Seals’ image clashed with the words coming out of his mouth. A slick pop-rocker who could fire off down-home references and twangy vocals was nearly unheard of at the time.
I think this was part of the band’s appeal, but also part of its downfall.
On his website, Seals tells of creative differences and wanting to pursue his own musical goals as the reason HAP never released a sophomore album, but I wonder if there was more to it than that.
HAP came out before country became the catch-all genre.
It is now perfectly normal to hear pop-infused inflections on country airwaves and watch actresses belt out half-inspired ballads on award shows, but at that time different was not necessarily better.
HAP came out slightly before not fitting the mold was the cool thing to do.
I believe that because they didn’t fit in, they didn’t last. HAP’s stint ended in 2006, after releasing only one album that produced three low-charting singles, of which the most popular was the tongue-in-cheek stomper “Hillbillies”.
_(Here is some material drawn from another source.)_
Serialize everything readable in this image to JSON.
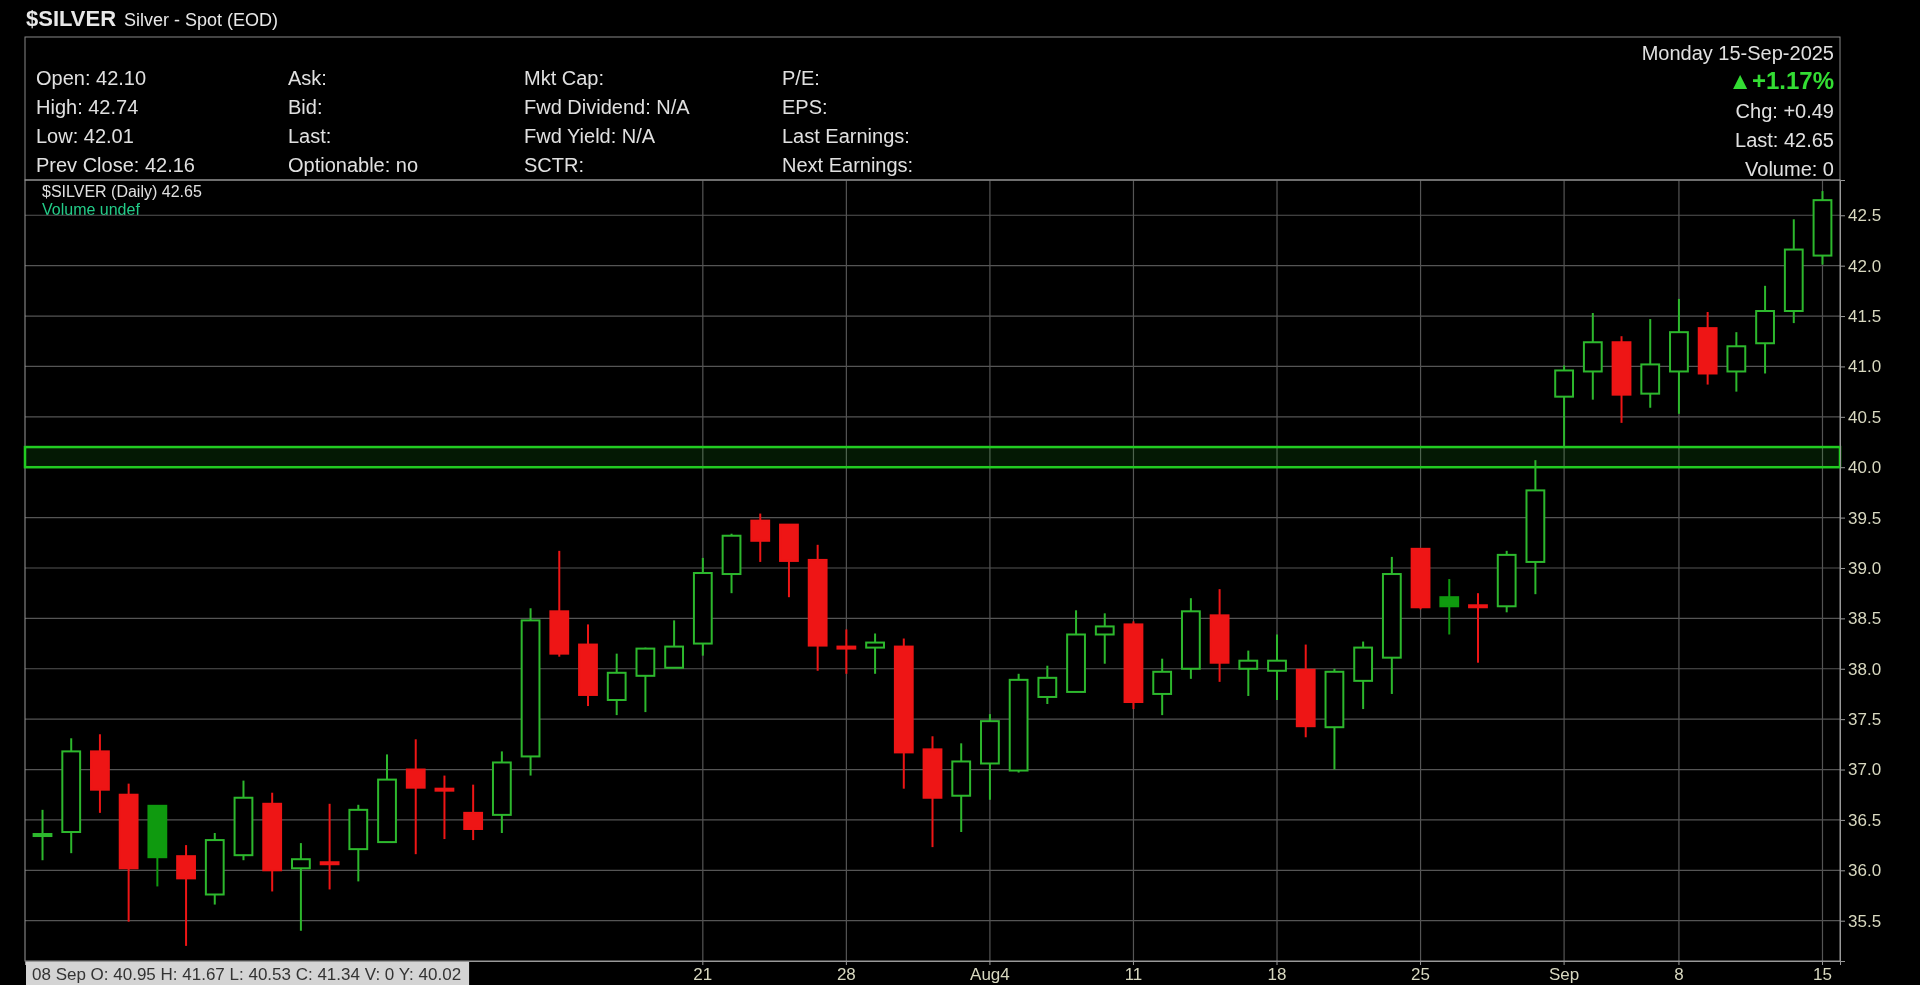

The end of HAP was not the end of Seals, who comes from a long line of country cousins including Jim Seals, Dan Seals and Johnny Duncan.
Seals continues to make edgy music that pushes the limits of what’s acceptable on radio.
Of his music an continually re-inventing himself, Seals says on his website, “ I’ve always wanted to make music that affects people. Love it, hate it. But you can’t ignore it.”